Published 10:22 am Tuesday, September 1, 2015

Among the many remembrances and reflections on the effects of Hurricane Katrina on the Gulf Coast, one of particular interest is the discussion of its effects on schools in New Orleans. There is no doubt that pre-Katrina public schools in New Orleans were struggling, but the narrative is that post-Katrina, with the almost complete takeover by charter schools, New Orleans education is better.

Some even hint that Katrina was a god-send, to wipe the slate clean and start over.

Two major pieces were published this week, one from the New York Times (“The Myth of the New Orleans School Makeover”) and another from The Institute for Public Affairs (“10 Years After Katrina, New Orleans’ All-Charter School System Has Proven a Failure”) provided blistering rebuttals to this narrative. In both articles, the evidence is laid out that the “accomplishments” of charter schools in one of the poorest, most struggling school systems is a mirage.

Subscribe to our free email newsletter

Get the latest news sent to your inbox

And the Network for Public Education has a study comparing charters in Louisiana, mostly in New Orleans, to Louisiana traditional public schools, controlling for race, ethnicity, poverty and whether students qualified for special education.

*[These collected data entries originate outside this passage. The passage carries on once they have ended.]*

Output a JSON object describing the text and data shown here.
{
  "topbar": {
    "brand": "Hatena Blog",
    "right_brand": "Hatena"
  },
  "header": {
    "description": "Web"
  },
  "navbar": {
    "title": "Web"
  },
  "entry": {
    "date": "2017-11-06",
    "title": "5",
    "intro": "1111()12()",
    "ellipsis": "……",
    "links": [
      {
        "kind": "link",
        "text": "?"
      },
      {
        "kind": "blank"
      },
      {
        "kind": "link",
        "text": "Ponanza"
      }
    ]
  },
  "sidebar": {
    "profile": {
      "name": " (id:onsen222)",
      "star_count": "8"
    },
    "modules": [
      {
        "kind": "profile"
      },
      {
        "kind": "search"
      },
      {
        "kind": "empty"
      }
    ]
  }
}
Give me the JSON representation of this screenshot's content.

On eighth-grade reading and math tests, charter-school students performed worse than their public-school counterparts by enormous margins—2 to 3 standard deviations.

Despite this evidence, there are disturbing calls for a similar takeover of public education in Mississippi, citing “more money is spent than ever before, but schools are no better.” And a few critics of public schools have called for doing away with these “government indoctrination centers” altogether. And it’s not just pundits on talk radio: this scorn goes all the way up to Governor Phil Bryant, who called public education in Mississippi an “abysmal failure.”

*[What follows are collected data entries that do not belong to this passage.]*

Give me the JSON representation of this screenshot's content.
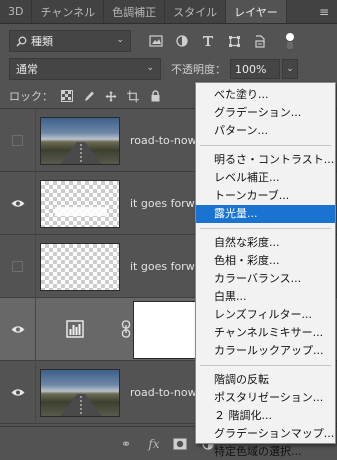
{
  "tabs": [
    {
      "label": "3D",
      "active": false
    },
    {
      "label": "チャンネル",
      "active": false
    },
    {
      "label": "色調補正",
      "active": false
    },
    {
      "label": "スタイル",
      "active": false
    },
    {
      "label": "レイヤー",
      "active": true
    }
  ],
  "filter": {
    "kind_label": "種類",
    "icons": [
      "image-filter-icon",
      "adjustment-filter-icon",
      "type-filter-icon",
      "shape-filter-icon",
      "smart-object-filter-icon",
      "filter-toggle-icon"
    ]
  },
  "blend": {
    "mode": "通常",
    "opacity_label": "不透明度：",
    "opacity_value": "100%"
  },
  "lock": {
    "label": "ロック：",
    "icons": [
      "lock-transparent-icon",
      "lock-image-icon",
      "lock-position-icon",
      "lock-artboard-icon",
      "lock-all-icon"
    ]
  },
  "layers": [
    {
      "name": "road-to-nowhere",
      "visible": false,
      "thumb": "photo"
    },
    {
      "name": "it goes forward",
      "visible": true,
      "thumb": "transparent"
    },
    {
      "name": "it goes forward",
      "visible": false,
      "thumb": "transparent"
    },
    {
      "name": "",
      "visible": true,
      "thumb": "adjustment",
      "selected": true
    },
    {
      "name": "road-to-nowhere",
      "visible": true,
      "thumb": "photo"
    }
  ],
  "menu": {
    "groups": [
      [
        "べた塗り...",
        "グラデーション...",
        "パターン..."
      ],
      [
        "明るさ・コントラスト...",
        "レベル補正...",
        "トーンカーブ...",
        "露光量..."
      ],
      [
        "自然な彩度...",
        "色相・彩度...",
        "カラーバランス...",
        "白黒...",
        "レンズフィルター...",
        "チャンネルミキサー...",
        "カラールックアップ..."
      ],
      [
        "階調の反転",
        "ポスタリゼーション...",
        "２ 階調化...",
        "グラデーションマップ...",
        "特定色域の選択..."
      ]
    ],
    "highlighted": "露光量..."
  },
  "bottom_icons": [
    "link-layers-icon",
    "fx-icon",
    "add-mask-icon",
    "new-adjustment-layer-icon"
  ],
  "colors": {
    "panel": "#535353",
    "menu_bg": "#f2f2f2",
    "highlight": "#1a73d1"
  }
}
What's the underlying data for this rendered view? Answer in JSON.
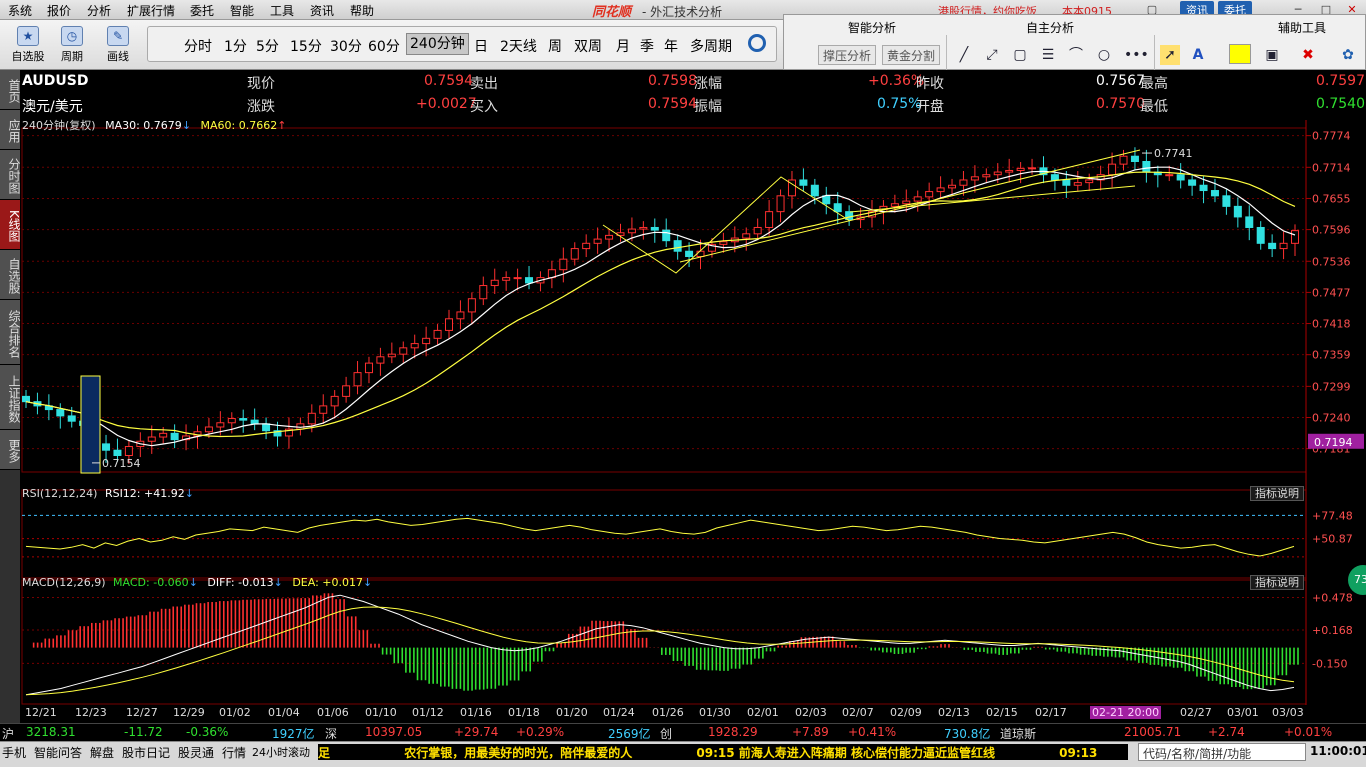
{
  "menu": [
    "系统",
    "报价",
    "分析",
    "扩展行情",
    "委托",
    "智能",
    "工具",
    "资讯",
    "帮助"
  ],
  "app": {
    "logo": "同花顺",
    "title": "- 外汇技术分析",
    "ticker_text": "港股行情，约你吃饭",
    "ticker_extra": "本本0915",
    "btn_news": "资讯",
    "btn_trade": "委托"
  },
  "toolbar": {
    "big_buttons": [
      {
        "label": "自选股",
        "icon": "star-icon"
      },
      {
        "label": "周期",
        "icon": "clock-icon"
      },
      {
        "label": "画线",
        "icon": "pencil-icon"
      }
    ],
    "periods": [
      "分时",
      "1分",
      "5分",
      "15分",
      "30分",
      "60分",
      "240分钟",
      "日",
      "2天线",
      "周",
      "双周",
      "月",
      "季",
      "年",
      "多周期"
    ],
    "active_period": "240分钟"
  },
  "toolpanel": {
    "smart": "智能分析",
    "self": "自主分析",
    "aux": "辅助工具",
    "btn_press": "撑压分析",
    "btn_gold": "黄金分割"
  },
  "sidebar": [
    "首页",
    "应用",
    "分时图",
    "K线图",
    "自选股",
    "综合排名",
    "上证指数",
    "更多"
  ],
  "quote": {
    "symbol": "AUDUSD",
    "name": "澳元/美元",
    "labels": {
      "now": "现价",
      "sell": "卖出",
      "rise": "涨幅",
      "prev": "昨收",
      "high": "最高",
      "change": "涨跌",
      "buy": "买入",
      "amp": "振幅",
      "open": "开盘",
      "low": "最低"
    },
    "now": "0.7594",
    "sell": "0.7598",
    "rise": "+0.36%",
    "prev": "0.7567",
    "high": "0.7597",
    "change": "+0.0027",
    "buy": "0.7594",
    "amp": "0.75%",
    "open": "0.7570",
    "low": "0.7540"
  },
  "indicators": {
    "main": {
      "period": "240分钟(复权)",
      "ma30": "MA30: 0.7679",
      "ma60": "MA60: 0.7662",
      "ma30_arrow": "↓",
      "ma60_arrow": "↑"
    },
    "rsi": {
      "name": "RSI(12,12,24)",
      "value": "RSI12: +41.92",
      "arrow": "↓"
    },
    "macd": {
      "name": "MACD(12,26,9)",
      "macd": "MACD: -0.060",
      "diff": "DIFF: -0.013",
      "dea": "DEA: +0.017",
      "arrow": "↓"
    },
    "explain": "指标说明"
  },
  "chart_data": {
    "type": "candlestick",
    "symbol": "AUDUSD",
    "price_axis": [
      0.7774,
      0.7714,
      0.7655,
      0.7596,
      0.7536,
      0.7477,
      0.7418,
      0.7359,
      0.7299,
      0.724,
      0.7181
    ],
    "current_price": "0.7194",
    "ylim": [
      0.7154,
      0.7774
    ],
    "marked_high": {
      "value": 0.7741,
      "label": "0.7741"
    },
    "marked_low": {
      "value": 0.7154,
      "label": "0.7154"
    },
    "close_series": [
      0.727,
      0.7262,
      0.7255,
      0.7243,
      0.7233,
      0.7225,
      0.719,
      0.7178,
      0.7168,
      0.7185,
      0.7195,
      0.7203,
      0.721,
      0.7198,
      0.7205,
      0.7213,
      0.7222,
      0.723,
      0.7238,
      0.7235,
      0.7228,
      0.7215,
      0.7205,
      0.7218,
      0.7228,
      0.7248,
      0.7262,
      0.728,
      0.73,
      0.7325,
      0.7343,
      0.7355,
      0.736,
      0.7372,
      0.738,
      0.739,
      0.7405,
      0.7427,
      0.744,
      0.7465,
      0.749,
      0.75,
      0.7505,
      0.7505,
      0.7495,
      0.7505,
      0.752,
      0.754,
      0.756,
      0.757,
      0.7578,
      0.7585,
      0.759,
      0.7597,
      0.76,
      0.7595,
      0.7575,
      0.7555,
      0.7545,
      0.7555,
      0.7568,
      0.7573,
      0.758,
      0.7588,
      0.76,
      0.763,
      0.766,
      0.769,
      0.768,
      0.766,
      0.7645,
      0.763,
      0.7615,
      0.762,
      0.763,
      0.764,
      0.7645,
      0.765,
      0.7658,
      0.7668,
      0.7675,
      0.768,
      0.769,
      0.7696,
      0.77,
      0.7705,
      0.7708,
      0.7712,
      0.7713,
      0.77,
      0.769,
      0.768,
      0.7685,
      0.769,
      0.77,
      0.772,
      0.7735,
      0.7725,
      0.7705,
      0.77,
      0.77,
      0.769,
      0.768,
      0.767,
      0.766,
      0.764,
      0.762,
      0.76,
      0.757,
      0.756,
      0.757,
      0.7594
    ],
    "rsi_axis": [
      "+77.48",
      "+50.87"
    ],
    "rsi_series": [
      42,
      41,
      40,
      39,
      41,
      44,
      40,
      46,
      43,
      48,
      51,
      47,
      49,
      53,
      50,
      55,
      57,
      59,
      62,
      61,
      60,
      64,
      62,
      60,
      58,
      63,
      66,
      68,
      70,
      72,
      71,
      73,
      70,
      68,
      66,
      67,
      69,
      71,
      73,
      74,
      72,
      70,
      68,
      65,
      62,
      60,
      62,
      64,
      66,
      64,
      61,
      59,
      57,
      56,
      58,
      60,
      62,
      59,
      57,
      56,
      58,
      63,
      66,
      69,
      72,
      70,
      68,
      66,
      64,
      62,
      60,
      61,
      63,
      65,
      64,
      62,
      60,
      61,
      63,
      65,
      64,
      62,
      60,
      58,
      55,
      53,
      51,
      50,
      49,
      47,
      46,
      48,
      50,
      52,
      54,
      56,
      58,
      56,
      52,
      47,
      44,
      42,
      40,
      41,
      43,
      44,
      40,
      36,
      33,
      31,
      34,
      38,
      42
    ],
    "macd_axis": [
      "+0.478",
      "+0.168",
      "-0.150"
    ],
    "diff_series": [
      -0.45,
      -0.43,
      -0.41,
      -0.39,
      -0.36,
      -0.33,
      -0.3,
      -0.27,
      -0.24,
      -0.21,
      -0.18,
      -0.14,
      -0.1,
      -0.06,
      -0.02,
      0.02,
      0.06,
      0.1,
      0.14,
      0.18,
      0.22,
      0.26,
      0.3,
      0.34,
      0.38,
      0.43,
      0.48,
      0.5,
      0.47,
      0.44,
      0.4,
      0.36,
      0.32,
      0.27,
      0.22,
      0.18,
      0.14,
      0.1,
      0.06,
      0.03,
      0.0,
      -0.02,
      -0.03,
      -0.02,
      0.0,
      0.03,
      0.06,
      0.1,
      0.14,
      0.18,
      0.2,
      0.22,
      0.21,
      0.19,
      0.16,
      0.13,
      0.1,
      0.07,
      0.04,
      0.02,
      0.0,
      -0.01,
      -0.01,
      0.0,
      0.02,
      0.04,
      0.06,
      0.08,
      0.09,
      0.1,
      0.09,
      0.08,
      0.07,
      0.06,
      0.05,
      0.04,
      0.04,
      0.05,
      0.06,
      0.07,
      0.06,
      0.05,
      0.04,
      0.03,
      0.02,
      0.02,
      0.03,
      0.04,
      0.03,
      0.02,
      0.01,
      0.0,
      -0.01,
      -0.02,
      -0.03,
      -0.05,
      -0.07,
      -0.09,
      -0.11,
      -0.13,
      -0.16,
      -0.2,
      -0.24,
      -0.28,
      -0.32,
      -0.36,
      -0.39,
      -0.41,
      -0.4,
      -0.38
    ]
  },
  "dates": [
    "12/21",
    "12/23",
    "12/27",
    "12/29",
    "01/02",
    "01/04",
    "01/06",
    "01/10",
    "01/12",
    "01/16",
    "01/18",
    "01/20",
    "01/24",
    "01/26",
    "01/30",
    "02/01",
    "02/03",
    "02/07",
    "02/09",
    "02/13",
    "02/15",
    "02/17",
    "02-21 20:00",
    "02/27",
    "03/01",
    "03/03"
  ],
  "index_bar": {
    "sh_label": "沪",
    "sh_val": "3218.31",
    "sh_chg": "-11.72",
    "sh_pct": "-0.36%",
    "sh_amt": "1927亿",
    "sz_label": "深",
    "sz_val": "10397.05",
    "sz_chg": "+29.74",
    "sz_pct": "+0.29%",
    "sz_amt": "2569亿",
    "cy_label": "创",
    "cy_val": "1928.29",
    "cy_chg": "+7.89",
    "cy_pct": "+0.41%",
    "cy_amt": "730.8亿",
    "dj_label": "道琼斯",
    "dj_val": "21005.71",
    "dj_chg": "+2.74",
    "dj_pct": "+0.01%"
  },
  "statusbar": {
    "items": [
      "手机",
      "智能问答",
      "解盘",
      "股市日记",
      "股灵通",
      "行情",
      "24小时滚动"
    ],
    "foot": "足",
    "news1": "农行掌银，用最美好的时光，陪伴最爱的人",
    "news2": "09:15 前海人寿进入阵痛期 核心偿付能力逼近监管红线",
    "news_time": "09:13",
    "search": "代码/名称/简拼/功能",
    "clock": "11:00:01"
  },
  "badge": "73"
}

Of course, they aren’t talking about “our” schools; they are talking about “those” schools.

Public education in Mississippi has challenges, to be sure, but I disagree with those that call it a failure, much less those who would see public education in this state privatized.

It has been estimated that if we closed every school in the Delta and Southwest Mississippi, the state would go from 48th to around 24th in the nation in education. Did education magically improve? No, but the numbers would look better. In effect, that’s what happened in New Orleans. Keep the desirable students (and their scores), and force out the rest.

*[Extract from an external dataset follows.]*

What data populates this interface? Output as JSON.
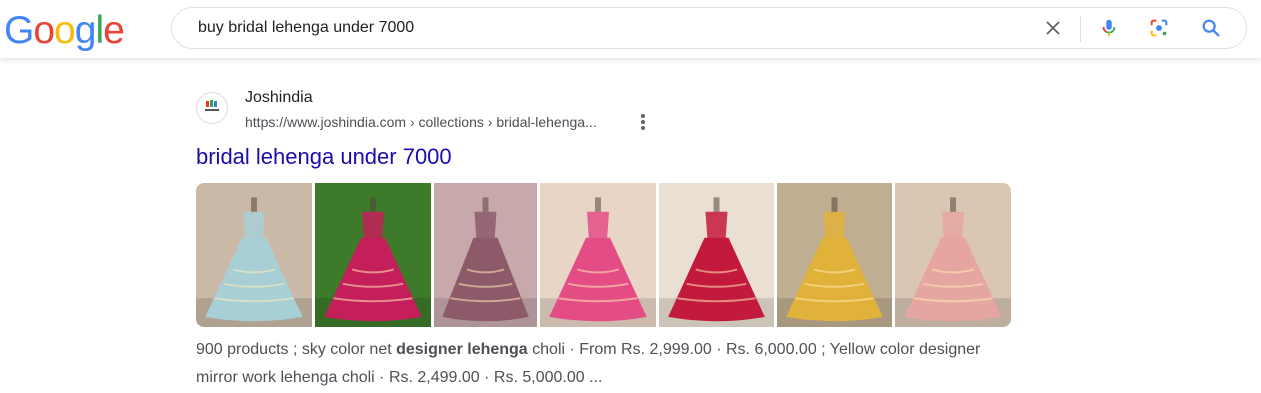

The problem, as it has always been with public education, is that we are asking schools to overcome the effects of the communities they exist in. It takes more resources to offer students in struggling communities the same opportunities as those in affluent ones.

Simply put, we have to spend more money in struggling schools — not to simply throw good money after bad, but to try and overcome outside factors. Research has shown time and again that two-thirds of student achievement impact happens away from school. With students in stable, affluent homes in strong communities, this two-thirds is a plus. For those students in unstable, poor homes in struggling communities, this two-thirds is a minus.

Public education is not perfect. And it never will be, because people are not perfect. Public schools reflect their communities. When people attack schools, what they are actually attacking is the communities served by those schools. Saying that we should stop supporting “failing” schools is tantamount to saying we should stop supporting “failing” communities. But in both cases, we never made a serious attempt to improve them in the first place.

In Mississippi, we have opposed public schools for decades. To wit:

We resisted providing free textbooks in the 1940s;

We consolidated schools to maintain segregation in the 1950s;

We tried to abolish public schools altogether in response to integration in the 1960s;

We tried to shift public funds to segregation academies in the 1970s;

We resisted attempts to provide kindergarten and basic standards in the 1980s;

We resisted adequately funding education in the 1990s;

We resisted adjusting school funding to fix inequities in the 2000s;

And now we are determined to privatize education in the 2010s.

To those who say public education is a failure:

Just when are we ever going to give it a chance to succeed?

Are we ever going to try provide an adequate education to all our state’s children, instead of finding excuses not to? Or have we decided as a people to accept the inequity as permanent, creating a dual system of education for the haves and the have-nots?

 

Shannon Eubanks is principal of Enterprise Attendance Center.